Thursday, July 9, 2009

Coin Thursday: The Little Princess

July 9, 2009
Posted by John Dale

As I was growing up, one of my favorite books was an English translation of The Little Prince, by Antoine de Saint-Exupery. My first memories of The Little Prince were of it being read to me, but I curled up with it on my own while I was still completely a child.

In high school, in college, and as a working writer, I read and re-read it, and each time two thoughts came to me: “How did I understand so much so soon?” and “How much will I never understand?” Like the Prince’s single rose, the story continues to unfold for me, and even as I learn and comprehend, the next layer beckons. I have no doubt that when I am old enough to be called either wise or a doddering fool, The Little Prince will be there for me, as simple and as complex as it ever was, never having lost its power to inspire and surprise me.

About the same time as my first rediscovery of The Little Prince, my passion for coins really took hold, and The Little Prince was counterbalanced by the “Little Princess,” more formally identified as the 1841 quarter eagle, a coin prominently featured in our August Los Angeles Auction.

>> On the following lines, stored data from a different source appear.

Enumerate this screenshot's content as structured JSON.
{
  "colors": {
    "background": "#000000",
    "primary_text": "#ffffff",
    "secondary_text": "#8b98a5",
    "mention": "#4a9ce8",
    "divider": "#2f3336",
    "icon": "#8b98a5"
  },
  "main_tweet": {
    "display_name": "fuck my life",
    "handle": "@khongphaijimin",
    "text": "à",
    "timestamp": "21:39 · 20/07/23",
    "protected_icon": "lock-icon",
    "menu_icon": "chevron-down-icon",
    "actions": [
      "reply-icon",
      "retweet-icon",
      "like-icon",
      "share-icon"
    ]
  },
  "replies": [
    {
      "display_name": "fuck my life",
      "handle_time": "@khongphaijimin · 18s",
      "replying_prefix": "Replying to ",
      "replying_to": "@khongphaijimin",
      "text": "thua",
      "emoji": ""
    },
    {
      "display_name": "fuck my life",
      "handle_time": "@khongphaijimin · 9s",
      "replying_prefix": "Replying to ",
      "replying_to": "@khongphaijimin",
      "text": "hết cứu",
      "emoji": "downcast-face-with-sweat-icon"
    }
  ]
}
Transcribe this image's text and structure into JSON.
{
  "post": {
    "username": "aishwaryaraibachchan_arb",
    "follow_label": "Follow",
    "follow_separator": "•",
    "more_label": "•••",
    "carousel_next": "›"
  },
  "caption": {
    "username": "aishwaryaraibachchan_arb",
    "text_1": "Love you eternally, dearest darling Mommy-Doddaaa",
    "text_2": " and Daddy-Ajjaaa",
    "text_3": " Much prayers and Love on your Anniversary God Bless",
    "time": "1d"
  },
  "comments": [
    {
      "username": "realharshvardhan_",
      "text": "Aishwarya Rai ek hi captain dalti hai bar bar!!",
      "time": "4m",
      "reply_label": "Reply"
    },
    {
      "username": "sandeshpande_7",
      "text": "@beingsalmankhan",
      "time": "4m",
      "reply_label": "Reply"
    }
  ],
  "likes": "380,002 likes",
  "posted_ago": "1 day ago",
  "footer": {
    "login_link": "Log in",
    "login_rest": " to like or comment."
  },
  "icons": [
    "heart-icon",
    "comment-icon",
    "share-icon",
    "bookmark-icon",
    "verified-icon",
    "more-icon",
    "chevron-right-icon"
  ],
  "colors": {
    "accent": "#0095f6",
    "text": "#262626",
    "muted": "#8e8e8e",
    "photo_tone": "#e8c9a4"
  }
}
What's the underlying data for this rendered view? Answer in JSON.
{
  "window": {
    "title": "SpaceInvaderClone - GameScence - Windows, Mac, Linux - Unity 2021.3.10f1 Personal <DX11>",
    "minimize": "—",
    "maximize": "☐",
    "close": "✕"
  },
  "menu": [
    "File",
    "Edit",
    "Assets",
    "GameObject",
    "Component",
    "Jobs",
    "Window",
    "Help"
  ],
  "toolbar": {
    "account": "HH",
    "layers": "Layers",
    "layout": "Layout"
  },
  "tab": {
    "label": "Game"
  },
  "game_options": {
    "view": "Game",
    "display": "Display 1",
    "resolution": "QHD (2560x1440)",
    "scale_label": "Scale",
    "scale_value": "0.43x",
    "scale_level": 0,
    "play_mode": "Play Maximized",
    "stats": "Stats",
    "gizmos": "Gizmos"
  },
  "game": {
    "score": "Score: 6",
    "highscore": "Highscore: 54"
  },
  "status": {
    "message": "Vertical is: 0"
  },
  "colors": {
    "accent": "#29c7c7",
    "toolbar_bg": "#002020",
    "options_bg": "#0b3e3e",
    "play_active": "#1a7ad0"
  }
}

Here’s a questions that’s been bandied about by many a numismatist: “If you could have any coin in the world, what would it be?” For several years, “an 1841 quarter eagle” would have been my answer.

As I grew up, my answer became a touch more mercenary: I would get an example of the “King of American Coins,” sell that 1804 dollar, buy my 1841 quarter eagle, and enjoy many more great coins with the rest of the proceeds. Still, the 1804 dollar is only the means to the end. Even today, the 1841 quarter eagle tops my list of dream coins.

With so many other wonderful coins out there, why did the 1841 quarter eagle capture my imagination? Pinning down one reason is impossible. There was a touch of Red Book mystique to it; it was a proof issue listed before the Red Book said there were proofs! (This was before I researched early proof coins and realized that yes, the Mint made many proof issues before 1858, just not in large and relatively well-defined quantities.)

It tied into my fascination and mild bewilderment with proof-only issues, when my child-mind would laugh at the silly grown-ups who would make “special” coins without remembering to make ordinary ones first.

The 1841 quarter eagle also happens to be highly elusive, with between 15 and 18 extant, though I do not know how well I truly comprehended such rarity back then. Maybe it really was the nickname above all else, the idea of having a “Little Princess” to call my own in the years before I was ready to claim a more famous coin.

I may be older now, but my love for the Little Princess remains. As with The Little Prince, how did I understand so much so soon, and how much will I never understand?